We are dedicated in understanding how the brain directs learning and motivation to guide the pursuit of rewards, and how neural circuits that evolved to serve this adaptive function contribute to maladaptive behaviors and affective states in psychiatric disease
Research Questions
How are unconditioned and conditioned motivational states encoded and controlled?
How do environmental cues acquire motivational power over reward seeking?
How are individual differences in reward-related behaviors reflected in neural circuit activity patterns?
What neural changes underlie shifts from normal to exaggerated motivational states that contribute to addiction and related diseases?
Research Methods
We specialize in a variety of state-of-the-art techniques for mapping, controlling, and measuring the activity of neural circuits. These approaches are integrated with rodent behavior conditioning paradigms of natural (i.e., food) reward and drug seeking.
Optogenetics and other viral-mediated neural control approaches
Calcium imaging (single photon) and fiber photometry
Immunohistochemistry, viral-mediated circuit tracing, and related anatomical analyses
Intracranial drug delivery
Operant and Pavlovian behavioral conditioning procedures for food and intravenous drug rewards
Deep-learning based methods for behavioral quantification
Selected Current Projects
(Funded by grants from the National Institutes of Health and Brain and Behavior Research Foundation)
Dissecting functional heterogeneity of motivational signaling in the striatum
Dopamine neurons are critical for reward-related processes, but little is known about circuit-specific dopamine functions. In previous work, we found that distinct dopamine projections from the midbrain into the ventral or dorsal striatum conferred different motivational properties to Pavlovian cues. This resulted in divergent cue-evoked behavioral patterns, depending on which dopamine projections were engaged.
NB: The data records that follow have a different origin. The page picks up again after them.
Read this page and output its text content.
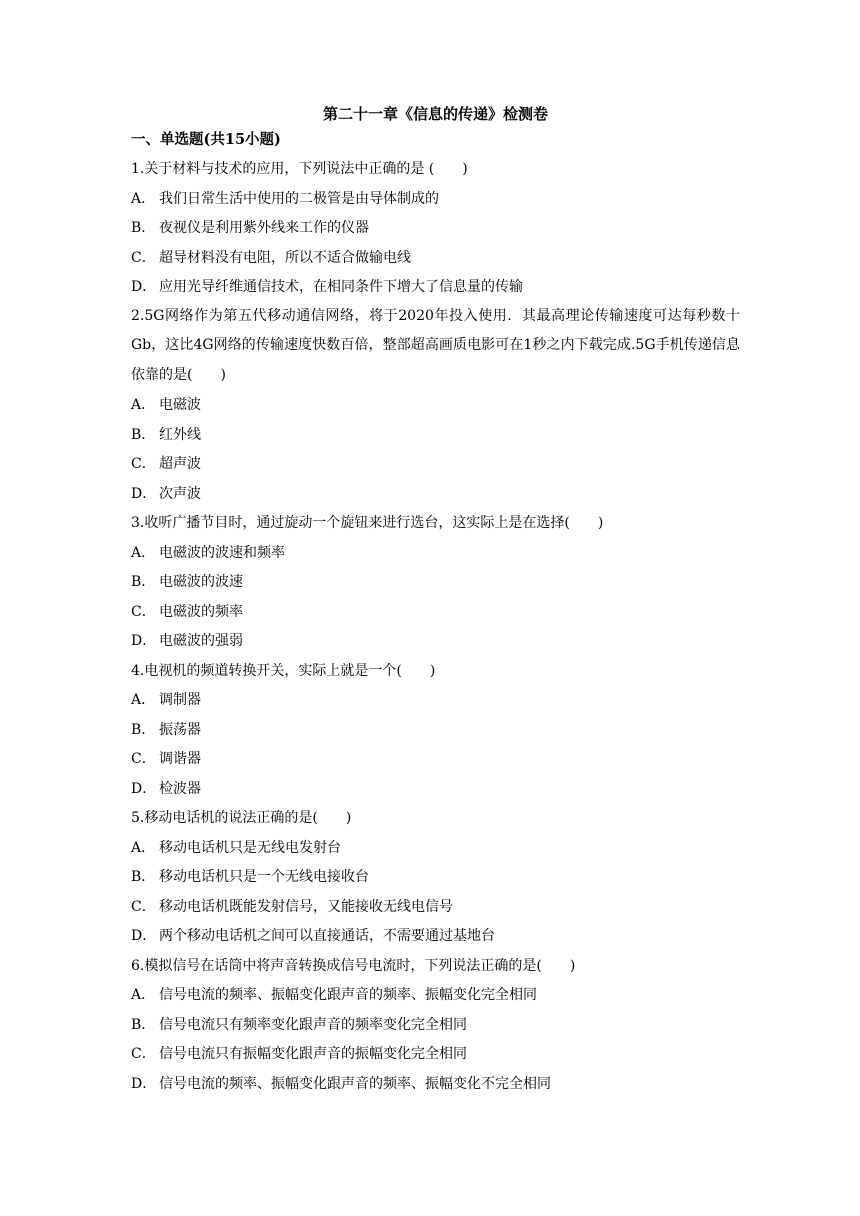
第二十一章《信息的传递》检测卷
一、单选题(共15小题)
1.关于材料与技术的应用，下列说法中正确的是 (　　)
A． 我们日常生活中使用的二极管是由导体制成的
B． 夜视仪是利用紫外线来工作的仪器
C． 超导材料没有电阻，所以不适合做输电线
D． 应用光导纤维通信技术，在相同条件下增大了信息量的传输
2.5G网络作为第五代移动通信网络，将于2020年投入使用．其最高理论传输速度可达每秒数十Gb，这比4G网络的传输速度快数百倍，整部超高画质电影可在1秒之内下载完成.5G手机传递信息依靠的是(　　)
A． 电磁波
B． 红外线
C． 超声波
D． 次声波
3.收听广播节目时，通过旋动一个旋钮来进行选台，这实际上是在选择(　　)
A． 电磁波的波速和频率
B． 电磁波的波速
C． 电磁波的频率
D． 电磁波的强弱
4.电视机的频道转换开关，实际上就是一个(　　)
A． 调制器
B． 振荡器
C． 调谐器
D． 检波器
5.移动电话机的说法正确的是(　　)
A． 移动电话机只是无线电发射台
B． 移动电话机只是一个无线电接收台
C． 移动电话机既能发射信号，又能接收无线电信号
D． 两个移动电话机之间可以直接通话，不需要通过基地台
6.模拟信号在话筒中将声音转换成信号电流时，下列说法正确的是(　　)
A． 信号电流的频率、振幅变化跟声音的频率、振幅变化完全相同
B． 信号电流只有频率变化跟声音的频率变化完全相同
C． 信号电流只有振幅变化跟声音的振幅变化完全相同
D． 信号电流的频率、振幅变化跟声音的频率、振幅变化不完全相同
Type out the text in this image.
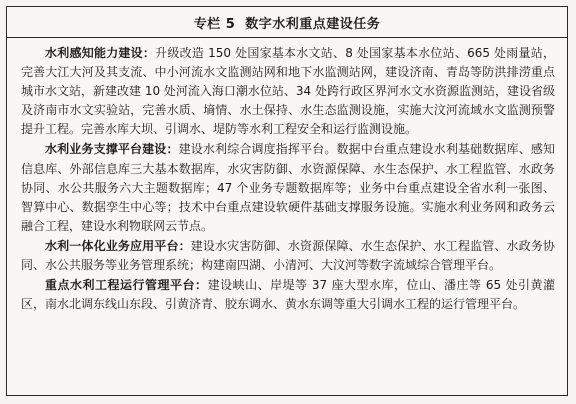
专栏 5 数字水利重点建设任务

水利感知能力建设：升级改造 150 处国家基本水文站、8 处国家基本水位站、665 处雨量站，完善大江大河及其支流、中小河流水文监测站网和地下水监测站网，建设济南、青岛等防洪排涝重点城市水文站，新建改建 10 处河流入海口潮水位站、34 处跨行政区界河水文水资源监测站，建设省级及济南市水文实验站，完善水质、墒情、水土保持、水生态监测设施，实施大汶河流域水文监测预警提升工程。完善水库大坝、引调水、堤防等水利工程安全和运行监测设施。

水利业务支撑平台建设：建设水利综合调度指挥平台。数据中台重点建设水利基础数据库、感知信息库、外部信息库三大基本数据库，水灾害防御、水资源保障、水生态保护、水工程监管、水政务协同、水公共服务六大主题数据库；47 个业务专题数据库等；业务中台重点建设全省水利一张图、智算中心、数据孪生中心等；技术中台重点建设软硬件基础支撑服务设施。实施水利业务网和政务云融合工程，建设水利物联网云节点。

水利一体化业务应用平台：建设水灾害防御、水资源保障、水生态保护、水工程监管、水政务协同、水公共服务等业务管理系统；构建南四湖、小清河、大汶河等数字流域综合管理平台。

重点水利工程运行管理平台：建设峡山、岸堤等 37 座大型水库，位山、潘庄等 65 处引黄灌区，南水北调东线山东段、引黄济青、胶东调水、黄水东调等重大引调水工程的运行管理平台。
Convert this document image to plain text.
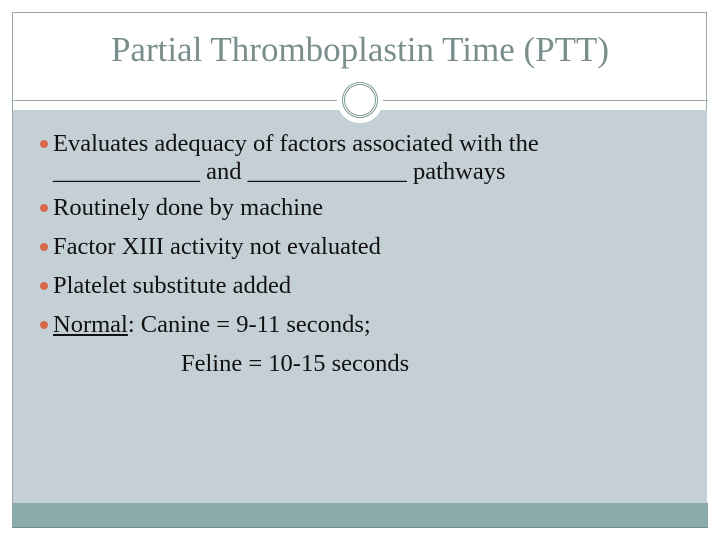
Partial Thromboplastin Time (PTT)
Evaluates adequacy of factors associated with the
____________ and _____________ pathways
Routinely done by machine
Factor XIII activity not evaluated
Platelet substitute added
Normal: Canine = 9-11 seconds;
Feline = 10-15 seconds
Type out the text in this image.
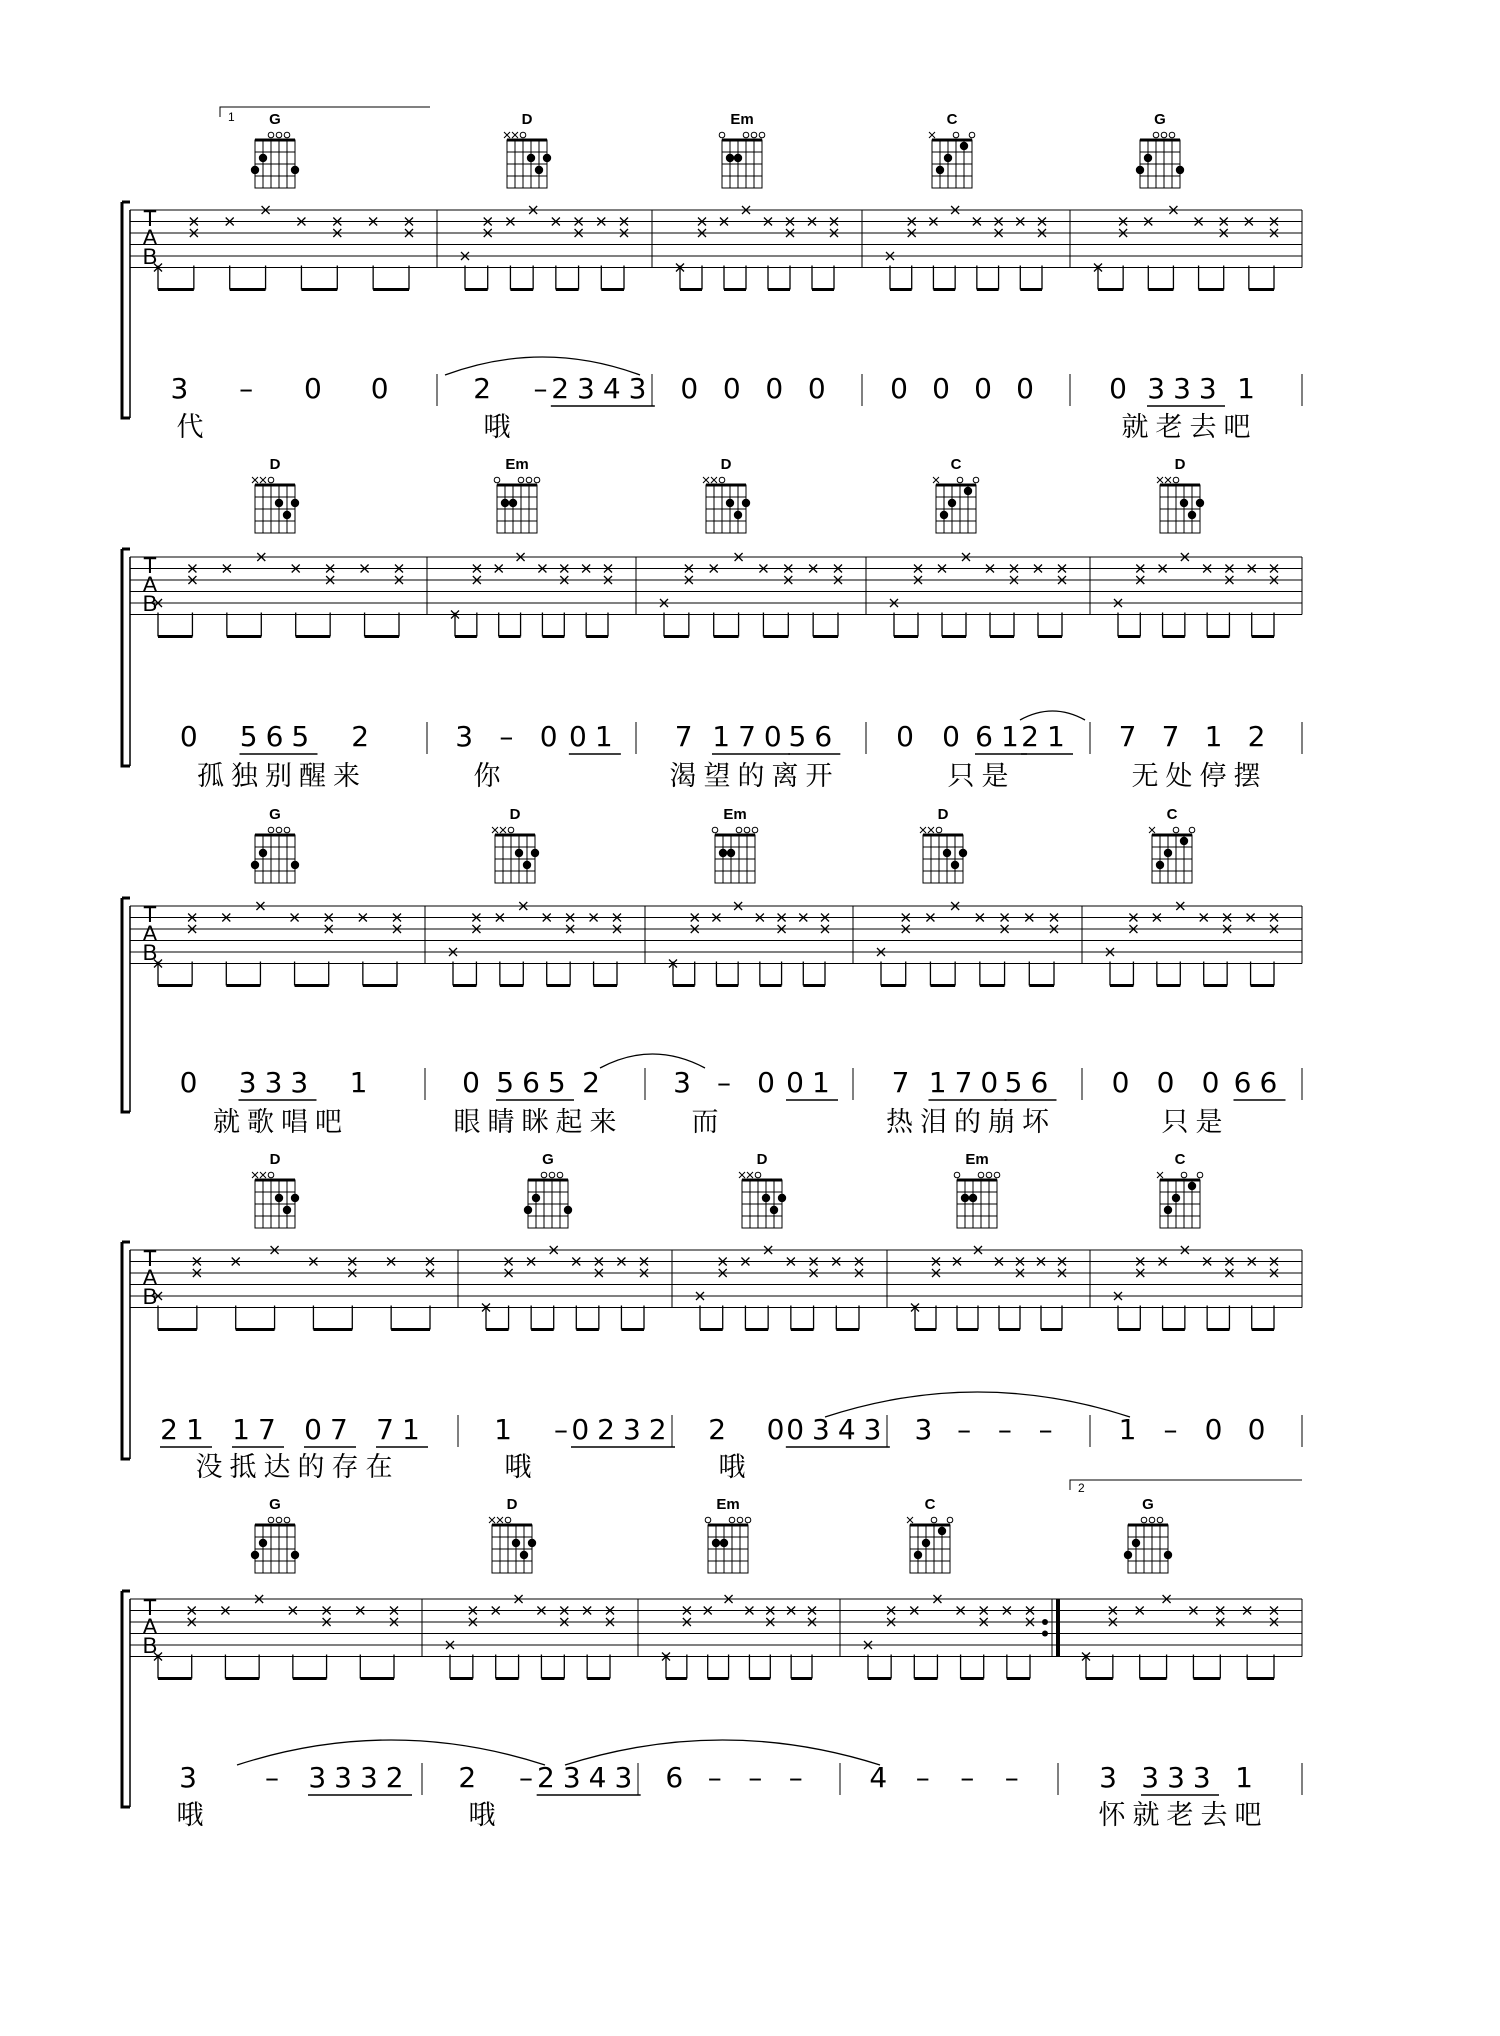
T
A
B
1 G
3 – 0 0
代
D
2 –
2343
哦
Em
0 0 0 0
C
0 0 0 0
G
0 333 1
就 老 去 吧
T
A
B
D
0 565 2
孤 独 别 醒 来
Em
3 – 0 01
你
D
7 170
56
渴 望 的 离 开
C
0 0 61
21
只 是
D
7 7 1 2
无 处 停 摆
T
A
B
G
0 333 1
就 歌 唱 吧
D
0 565 2
眼 睛 眯 起 来
Em
3 – 0 01
而
D
7 170
56
热 泪 的 崩 坏
C
0 0 0 66
只 是
T
A
B
D
21 17 07 71
没 抵 达 的 存 在
G
1 –
0232
哦
D
2 0
0343
哦
Em
3 – – –
C
1 – 0 0
T
A
B
2
G
3 – 3332
哦
D
2 –
2343
哦
Em
6 – – –
C
4 – – –
G
3 333 1
怀 就 老 去 吧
Future studies in the lab will follow up on these findings, by probing dopamine neuron signaling dynamics in discrete sub-compartments of the striatum during Pavlovian cue conditioning, and how these signals change over the course of learning.
Assessing mesocorticolimbic circuit control of drug seeking and relapse
Drug-associated cues serve a critical role in the maintenance of drug seeking, and contribute heavily to relapse. In previous work, we found that cocaine-associated cues acquire exaggerated motivational value during drug use, such that they can trigger relapse, even in the face of negative consequences. This process is partly controlled by dopamine signaling in the nucleus accumbens.
Future studies in the lab will follow up on this work to characterize the circuit-level control of these processes, focusing initially on the role of midbrain and prefrontal cortical inputs to the striatum.
Mapping neural ensemble dynamics of drug-induced behaviors
We know very little about how distinct groups of neurons encode and control drug-related behaviors. In current and future work, the lab will utilize miniature microscope calcium imaging methods to measure activity in defined neural circuits as animals experience drugs and drug-associated stimuli. Ultimately, the goal of these studies is to define a neural "code" the underlies maladaptive reward seeking in psychiatric diseases, like addiction.
Initial studies will focus on characterizing the drug response patterns of different classes of neurons in the midbrain.